Université Paris Descartes, Sorbonne Paris Cité, Paris, France.
Inserm CIC 1417, F-CRIN I-REIVAC, Paris, France.
Front Immunol. 2019 Mar 8;10:335. doi: 10.3389/fimmu.2019.00335. eCollection 2019.
The investigational vaccine (1790GAHB) based on GMMA (generalized modules for membrane antigens) is immunogenic, with an acceptable safety profile in adults. However, pre-vaccination anti- lipopolysaccharide (LPS) antibody levels seemed to impact vaccine-related immune responses. This phase 1, open-label, non-randomized extension study (ClinicalTrials.gov: NCT03089879) evaluated immunogenicity of a 1790GAHB booster dose in seven adults with undetectable antibodies prior to priming with three 1790GAHB vaccinations 2-3 years earlier (boosted group), compared to one dose in 28 vaccine-naïve individuals (vaccine-naïve group). Anti- LPS serum IgG geometric mean concentrations and seroresponse (increase of ≥25 EU or ≥50% from baseline antibody ≤ 50 EU and ≥50 EU, respectively) rates were calculated at vaccination (day [D]1), D8, D15, D29, D85. Safety was assessed. Geometric mean concentrations at D8 were 168 EU (boosted group) and 32 EU (vaccine-naïve group). Response peaked at D15 (883 EU) and D29 (100 EU) for the boosted and vaccine-naïve groups. Seroresponse rates at D8 were 86% (boosted group) and 24% (vaccine-naïve group) and increased at subsequent time points. Across both groups, pain (local) and fatigue (systemic) were the most frequent solicited adverse events (AEs). Unsolicited AEs were reported by 57% of boosted and 25% of vaccine-naïve participants. No deaths, serious AEs, or AEs of special interest (except one mild neutropenia case, possibly vaccination-related) were reported. One 1790GAHB dose induced a significant booster response in previously-primed adults, regardless of priming dose, and strong immune response in vaccine-naïve individuals. Vaccination was well tolerated.

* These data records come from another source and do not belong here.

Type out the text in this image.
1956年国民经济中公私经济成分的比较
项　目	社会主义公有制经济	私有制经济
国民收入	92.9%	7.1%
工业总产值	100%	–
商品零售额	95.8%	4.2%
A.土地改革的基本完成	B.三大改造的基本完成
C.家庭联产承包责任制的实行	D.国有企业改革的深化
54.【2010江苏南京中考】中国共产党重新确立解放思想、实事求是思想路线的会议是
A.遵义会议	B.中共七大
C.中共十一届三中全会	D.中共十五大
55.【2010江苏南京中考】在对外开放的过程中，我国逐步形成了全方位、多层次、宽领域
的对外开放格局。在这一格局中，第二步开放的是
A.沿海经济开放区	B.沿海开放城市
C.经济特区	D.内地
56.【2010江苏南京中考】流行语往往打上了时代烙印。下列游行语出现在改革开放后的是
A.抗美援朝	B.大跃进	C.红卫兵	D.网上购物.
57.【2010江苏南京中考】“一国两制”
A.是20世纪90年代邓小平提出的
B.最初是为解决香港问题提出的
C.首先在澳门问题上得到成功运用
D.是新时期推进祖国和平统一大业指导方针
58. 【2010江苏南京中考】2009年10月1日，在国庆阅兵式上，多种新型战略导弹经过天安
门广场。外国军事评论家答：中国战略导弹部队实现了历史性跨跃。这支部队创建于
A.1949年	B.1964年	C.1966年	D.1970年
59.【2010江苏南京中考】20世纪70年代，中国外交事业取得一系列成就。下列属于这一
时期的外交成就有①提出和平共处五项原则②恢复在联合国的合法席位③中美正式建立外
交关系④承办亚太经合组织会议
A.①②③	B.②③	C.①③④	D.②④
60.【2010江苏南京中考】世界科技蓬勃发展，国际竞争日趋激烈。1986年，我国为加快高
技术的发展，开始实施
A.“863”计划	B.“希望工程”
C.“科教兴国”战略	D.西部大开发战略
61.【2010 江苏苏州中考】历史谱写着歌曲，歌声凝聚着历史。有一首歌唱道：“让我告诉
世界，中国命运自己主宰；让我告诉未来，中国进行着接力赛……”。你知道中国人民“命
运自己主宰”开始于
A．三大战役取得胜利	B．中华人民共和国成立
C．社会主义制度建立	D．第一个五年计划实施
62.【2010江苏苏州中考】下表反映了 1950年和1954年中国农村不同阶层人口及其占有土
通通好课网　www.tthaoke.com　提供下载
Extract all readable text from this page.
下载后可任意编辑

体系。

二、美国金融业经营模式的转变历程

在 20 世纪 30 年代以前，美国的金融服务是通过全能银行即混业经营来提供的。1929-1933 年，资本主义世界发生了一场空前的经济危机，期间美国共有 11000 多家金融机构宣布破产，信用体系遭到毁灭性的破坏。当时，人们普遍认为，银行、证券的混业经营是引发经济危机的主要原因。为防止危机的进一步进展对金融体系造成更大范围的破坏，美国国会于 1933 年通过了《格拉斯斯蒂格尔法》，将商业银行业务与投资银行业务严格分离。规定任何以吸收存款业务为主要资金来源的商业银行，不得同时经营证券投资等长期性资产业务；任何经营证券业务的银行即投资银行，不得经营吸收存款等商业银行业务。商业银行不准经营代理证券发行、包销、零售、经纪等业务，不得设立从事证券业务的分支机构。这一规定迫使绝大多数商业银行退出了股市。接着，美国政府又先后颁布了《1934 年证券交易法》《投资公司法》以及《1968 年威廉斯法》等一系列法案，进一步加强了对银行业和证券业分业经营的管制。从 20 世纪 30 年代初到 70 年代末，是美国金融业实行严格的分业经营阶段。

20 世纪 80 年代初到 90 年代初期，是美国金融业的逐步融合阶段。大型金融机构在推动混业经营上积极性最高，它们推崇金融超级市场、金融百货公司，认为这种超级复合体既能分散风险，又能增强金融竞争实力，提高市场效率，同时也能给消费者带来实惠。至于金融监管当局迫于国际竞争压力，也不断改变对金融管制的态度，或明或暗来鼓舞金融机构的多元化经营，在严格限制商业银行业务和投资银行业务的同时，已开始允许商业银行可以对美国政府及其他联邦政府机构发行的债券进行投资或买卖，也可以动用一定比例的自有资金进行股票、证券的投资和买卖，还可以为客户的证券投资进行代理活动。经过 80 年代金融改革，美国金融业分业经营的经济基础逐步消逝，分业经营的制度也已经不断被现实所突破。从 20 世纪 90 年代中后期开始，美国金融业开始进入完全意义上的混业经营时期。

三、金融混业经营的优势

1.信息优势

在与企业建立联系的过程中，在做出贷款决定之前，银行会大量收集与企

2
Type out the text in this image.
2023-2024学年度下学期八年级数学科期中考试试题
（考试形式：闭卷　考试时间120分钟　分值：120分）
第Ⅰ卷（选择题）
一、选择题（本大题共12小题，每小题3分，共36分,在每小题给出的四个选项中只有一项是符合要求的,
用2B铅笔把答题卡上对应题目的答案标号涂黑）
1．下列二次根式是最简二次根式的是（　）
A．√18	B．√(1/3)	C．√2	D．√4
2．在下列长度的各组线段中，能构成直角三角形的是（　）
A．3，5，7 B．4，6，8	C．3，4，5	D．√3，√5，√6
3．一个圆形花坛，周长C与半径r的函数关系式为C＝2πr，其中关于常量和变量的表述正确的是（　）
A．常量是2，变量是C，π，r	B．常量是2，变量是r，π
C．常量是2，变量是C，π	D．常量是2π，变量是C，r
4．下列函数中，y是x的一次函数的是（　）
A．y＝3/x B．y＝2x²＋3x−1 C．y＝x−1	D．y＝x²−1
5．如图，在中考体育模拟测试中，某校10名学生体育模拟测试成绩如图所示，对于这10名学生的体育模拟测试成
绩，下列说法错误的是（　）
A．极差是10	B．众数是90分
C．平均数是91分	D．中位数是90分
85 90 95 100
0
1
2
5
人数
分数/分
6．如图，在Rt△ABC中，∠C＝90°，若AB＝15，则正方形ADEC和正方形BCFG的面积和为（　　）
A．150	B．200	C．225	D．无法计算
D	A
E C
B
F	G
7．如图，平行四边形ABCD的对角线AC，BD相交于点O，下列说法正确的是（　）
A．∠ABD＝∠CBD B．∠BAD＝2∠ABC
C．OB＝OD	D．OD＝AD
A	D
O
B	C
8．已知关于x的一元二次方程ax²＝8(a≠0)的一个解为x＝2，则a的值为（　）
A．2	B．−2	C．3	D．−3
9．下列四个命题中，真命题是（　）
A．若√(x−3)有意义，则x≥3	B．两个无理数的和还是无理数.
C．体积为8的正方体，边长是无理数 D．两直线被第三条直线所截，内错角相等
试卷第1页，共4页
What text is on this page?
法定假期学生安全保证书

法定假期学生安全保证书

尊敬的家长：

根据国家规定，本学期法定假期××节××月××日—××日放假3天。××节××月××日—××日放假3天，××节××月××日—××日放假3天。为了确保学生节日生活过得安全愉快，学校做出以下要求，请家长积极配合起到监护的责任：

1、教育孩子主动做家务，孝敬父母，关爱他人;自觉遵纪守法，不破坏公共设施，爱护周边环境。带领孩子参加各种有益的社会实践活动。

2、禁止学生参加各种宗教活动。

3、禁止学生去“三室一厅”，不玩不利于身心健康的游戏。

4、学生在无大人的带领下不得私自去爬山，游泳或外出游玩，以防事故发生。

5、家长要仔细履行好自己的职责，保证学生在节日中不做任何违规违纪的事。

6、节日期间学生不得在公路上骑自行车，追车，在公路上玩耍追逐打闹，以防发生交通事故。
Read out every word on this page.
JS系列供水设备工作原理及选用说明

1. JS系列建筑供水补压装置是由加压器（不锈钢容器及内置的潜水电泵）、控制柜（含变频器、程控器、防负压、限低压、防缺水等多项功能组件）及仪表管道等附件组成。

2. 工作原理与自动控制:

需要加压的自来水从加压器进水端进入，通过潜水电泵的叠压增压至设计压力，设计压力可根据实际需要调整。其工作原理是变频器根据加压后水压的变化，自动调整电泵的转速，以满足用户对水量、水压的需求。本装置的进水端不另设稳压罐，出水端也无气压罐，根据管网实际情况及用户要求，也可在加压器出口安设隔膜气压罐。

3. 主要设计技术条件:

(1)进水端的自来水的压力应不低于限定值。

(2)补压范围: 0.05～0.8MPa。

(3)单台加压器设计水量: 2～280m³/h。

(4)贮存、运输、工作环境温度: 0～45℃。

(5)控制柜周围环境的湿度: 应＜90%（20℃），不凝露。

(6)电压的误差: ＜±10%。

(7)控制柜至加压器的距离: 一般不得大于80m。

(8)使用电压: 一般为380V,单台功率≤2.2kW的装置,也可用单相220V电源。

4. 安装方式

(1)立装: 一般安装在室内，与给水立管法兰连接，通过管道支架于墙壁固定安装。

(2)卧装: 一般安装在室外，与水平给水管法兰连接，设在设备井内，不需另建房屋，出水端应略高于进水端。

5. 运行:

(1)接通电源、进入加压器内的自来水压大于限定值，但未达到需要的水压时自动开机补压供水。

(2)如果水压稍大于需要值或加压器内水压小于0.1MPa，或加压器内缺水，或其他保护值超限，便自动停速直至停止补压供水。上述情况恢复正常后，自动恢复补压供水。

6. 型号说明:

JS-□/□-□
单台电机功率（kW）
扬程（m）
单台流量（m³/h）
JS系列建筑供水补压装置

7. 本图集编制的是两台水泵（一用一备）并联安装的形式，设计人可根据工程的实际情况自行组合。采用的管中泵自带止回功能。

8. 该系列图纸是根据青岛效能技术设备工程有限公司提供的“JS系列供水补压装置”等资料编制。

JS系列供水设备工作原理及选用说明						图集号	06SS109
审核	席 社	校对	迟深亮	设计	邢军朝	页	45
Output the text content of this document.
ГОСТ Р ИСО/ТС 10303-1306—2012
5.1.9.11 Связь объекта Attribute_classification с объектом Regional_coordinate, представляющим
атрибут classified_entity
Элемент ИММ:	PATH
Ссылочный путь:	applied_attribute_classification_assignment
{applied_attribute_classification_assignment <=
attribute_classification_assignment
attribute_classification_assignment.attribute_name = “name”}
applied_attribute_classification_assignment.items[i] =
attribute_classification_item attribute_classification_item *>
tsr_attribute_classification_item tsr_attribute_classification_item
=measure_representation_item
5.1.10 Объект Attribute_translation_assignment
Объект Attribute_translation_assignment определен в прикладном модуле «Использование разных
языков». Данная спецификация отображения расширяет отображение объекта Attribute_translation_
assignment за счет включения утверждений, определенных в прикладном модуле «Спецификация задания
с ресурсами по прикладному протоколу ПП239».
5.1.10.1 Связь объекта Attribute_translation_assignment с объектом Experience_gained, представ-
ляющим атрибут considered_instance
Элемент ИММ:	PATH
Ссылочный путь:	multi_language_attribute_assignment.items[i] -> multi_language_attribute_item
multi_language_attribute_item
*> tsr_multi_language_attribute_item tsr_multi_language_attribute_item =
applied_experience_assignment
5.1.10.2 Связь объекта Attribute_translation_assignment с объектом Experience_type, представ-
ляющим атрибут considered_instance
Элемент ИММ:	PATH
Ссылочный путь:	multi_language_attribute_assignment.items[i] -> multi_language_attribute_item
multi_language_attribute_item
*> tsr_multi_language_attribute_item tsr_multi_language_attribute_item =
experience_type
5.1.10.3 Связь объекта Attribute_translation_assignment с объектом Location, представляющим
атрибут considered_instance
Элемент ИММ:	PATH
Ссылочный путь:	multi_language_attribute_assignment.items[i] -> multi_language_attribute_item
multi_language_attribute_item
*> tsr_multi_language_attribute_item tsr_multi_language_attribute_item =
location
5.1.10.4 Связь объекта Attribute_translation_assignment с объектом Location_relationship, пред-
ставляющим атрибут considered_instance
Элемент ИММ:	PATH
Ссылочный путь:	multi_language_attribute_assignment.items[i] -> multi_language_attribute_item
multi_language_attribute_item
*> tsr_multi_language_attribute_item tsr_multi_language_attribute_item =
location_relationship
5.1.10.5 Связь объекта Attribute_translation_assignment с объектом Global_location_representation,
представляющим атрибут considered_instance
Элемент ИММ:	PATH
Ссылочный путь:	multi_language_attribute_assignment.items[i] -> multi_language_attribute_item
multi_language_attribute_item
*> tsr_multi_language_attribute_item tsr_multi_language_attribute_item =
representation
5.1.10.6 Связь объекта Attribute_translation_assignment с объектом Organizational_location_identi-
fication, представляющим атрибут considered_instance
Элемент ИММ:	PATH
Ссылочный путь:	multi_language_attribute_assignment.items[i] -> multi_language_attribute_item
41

基于 GMMA(通用膜抗原模块)的研究性疫苗(1790GAHB)具有免疫原性,在成年人中具有可接受的安全性。然而,接种前抗脂多糖(LPS)抗体水平似乎会影响疫苗相关的免疫反应。这项 1 期、开放性、非随机扩展研究(ClinicalTrials.gov:NCT03089879)评估了在 2-3 年前接受过三次 1790GAHB 疫苗接种(加强组)且之前无法检测到抗体的 7 名成年人中,1790GAHB 加强剂量的免疫原性,与 28 名从未接种过疫苗的个体(未接种疫苗组)相比。在接种(第 1 天[D]1)、D8、D15、D29、D85 时计算抗 LPS 血清 IgG 几何平均浓度和血清反应(增加≥25 EU 或从基线抗体增加≥50%,抗体≤50 EU 和≥50 EU 分别)率。评估安全性。D8 时的几何平均浓度为 168 EU(加强组)和 32 EU(未接种疫苗组)。加强组和未接种疫苗组在 D15(883 EU)和 D29(100 EU)达到峰值。D8 时的血清反应率分别为 86%(加强组)和 24%(未接种疫苗组),并在随后的时间点增加。在两组中,最常见的不良事件(AE)是疼痛(局部)和疲劳(全身)。57%的加强组和 25%的未接种疫苗组报告了未报告的 AE。未报告死亡、严重 AE 或特殊关注的 AE(除了一例可能与疫苗接种相关的轻度中性粒细胞减少症)。一剂 1790GAHB 在之前接种过疫苗的成年人中引起了显著的加强反应,无论加强剂量如何,并且在未接种疫苗的个体中引起了强烈的免疫反应。疫苗接种耐受性良好。